On the Way to Demand Driven Climate Services
The concept of climate services is rapidly climbing research-funding agendas word-wide. Initially climate services focused on improving access to climate data but have since evolved into user informed activities. Still, there is some way to go to make climate services not only usable but also useful for regional and local decision maker. Paying attention to this matter, the sixth International Climate Service Conference in Pune, India focused among others on the architecture of user participation, contextualization of climate services and ethical question on its provision. Dr. Grit Martinez of Ecologic Institute presented the Institute's recent research results from the European research project Innovation in Climate Service Provision.

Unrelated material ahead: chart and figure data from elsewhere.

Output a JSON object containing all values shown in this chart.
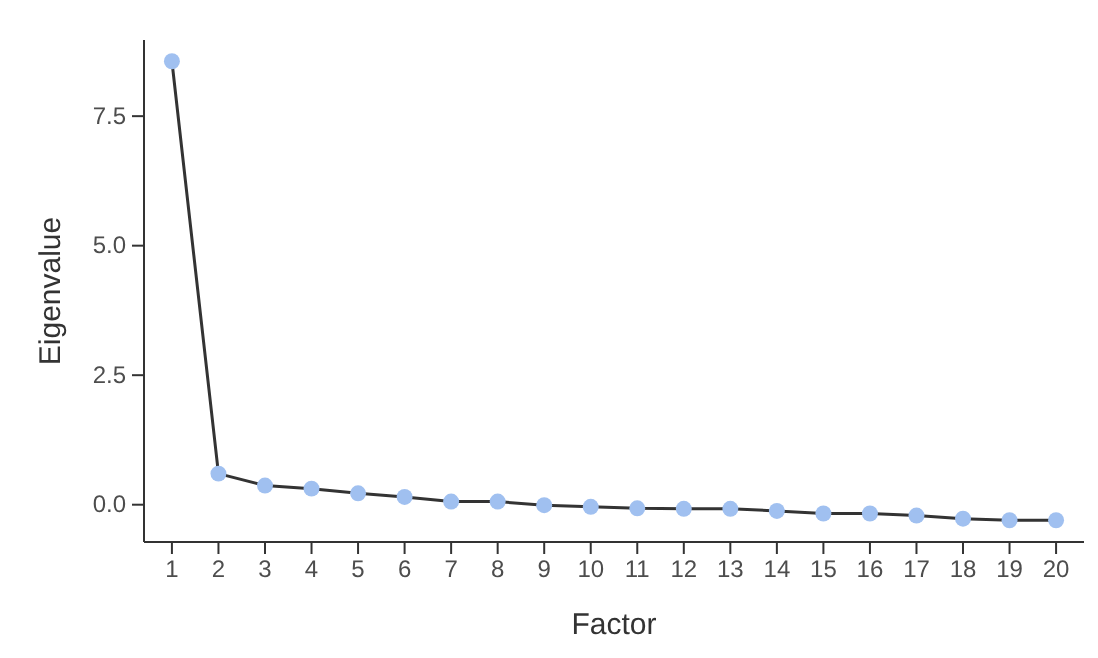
{
  "chart_data": {
    "type": "line",
    "xlabel": "Factor",
    "ylabel": "Eigenvalue",
    "x": [
      1,
      2,
      3,
      4,
      5,
      6,
      7,
      8,
      9,
      10,
      11,
      12,
      13,
      14,
      15,
      16,
      17,
      18,
      19,
      20
    ],
    "series": [
      {
        "color": "#a0c0f0",
        "values": [
          8.56,
          0.6,
          0.37,
          0.31,
          0.22,
          0.15,
          0.06,
          0.06,
          -0.01,
          -0.04,
          -0.07,
          -0.08,
          -0.08,
          -0.12,
          -0.17,
          -0.17,
          -0.21,
          -0.27,
          -0.3,
          -0.3
        ]
      }
    ],
    "xlim": [
      0.4,
      20.6
    ],
    "ylim": [
      -0.72,
      8.97
    ],
    "xticks": [
      1,
      2,
      3,
      4,
      5,
      6,
      7,
      8,
      9,
      10,
      11,
      12,
      13,
      14,
      15,
      16,
      17,
      18,
      19,
      20
    ],
    "yticks": [
      {
        "value": 0,
        "label": "0.0"
      },
      {
        "value": 2.5,
        "label": "2.5"
      },
      {
        "value": 5,
        "label": "5.0"
      },
      {
        "value": 7.5,
        "label": "7.5"
      }
    ],
    "grid": false,
    "marker": "circle",
    "line_style": "solid"
  }
}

The history of climate services is analog to that of weather services, starting from an observation-based emphasis and expanding to predictive services provided by meteorologists. Partly because of limited effectiveness, the focus of climate services changed to a more user-centered approach. The Climate Service Roadmap of the EU acknowledges climate services to cover the transformation of climate related data together with other relevant information into customized products. In other words climate services are expected to increase information and knowledge base of decision maker about climatic conditions while supporting adaptation, mitigation, disaster risk management and resiliency.

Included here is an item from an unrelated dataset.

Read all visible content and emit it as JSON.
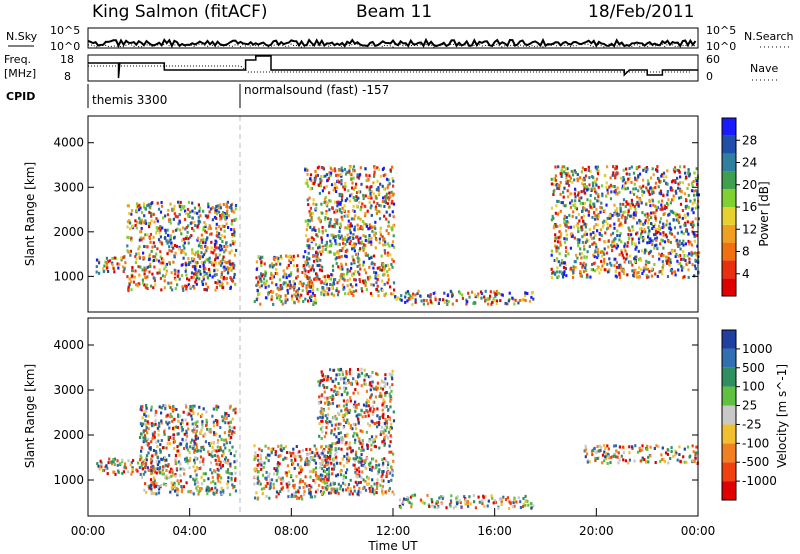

In recognition of this development, keynotes, presentations and workshops during the 6th International Climate Service Conference in Pune (India) focused on latest evidence of practice-oriented research of climate services and societal contexts surrounding decision maker’s needs. In his opening words, NOAA senior scientist Dr. Rodger Pulwarty acknowledged the need of more user driven climate service research, which recognizes the networks in which decision makers operate and what their agendas of co-producing climate services are. He also stressed the importance of understanding culturally contested values of decision makers and whether or not they see themselves being able to make change. Despite recent efforts of climate service providers, Pulwarty said that the architecture of user needs and participation are still insufficiently handled and further action oriented research needed.
In her presentation, "Formation of climate services in complex embedded cultural systems" Dr. Grit Martinez reported about Ecologic Institutes latest empirical findings on practical oriented useful climate services. The presentation illustrated dimensions of vulnerability and resilience to changing climatic conditions of decision makers in four regions in Europe: The Dutch city of Nijmegen, the Northern German coastal area of Kiel Bay, the Mediterranean region of Valencian, and the French West Indies islands Guadeloupe and Martinique. She illustrated concrete aspects of climate change risk management in relation to local and regional contexts. Martinez concluded that decision makers needs and actions hinge on the values formed by specific social and spatial contexts underlying their perspectives and that climate related information and climate services must reflect such specific socio-cultural conditions in their respective ecological environments in order of being sustainable and influential to the regions path. She concluded that subjective capacities formed by cultural identities, knowledge, trust, and informal aspects coupled with a variety of factors of socio-economic and political texture are important to understand for the design of climate services. The INNOVA project will run for another six months and will resume with the delivery of specific climate services configuration to the decision makers needs in the above-mentioned regions.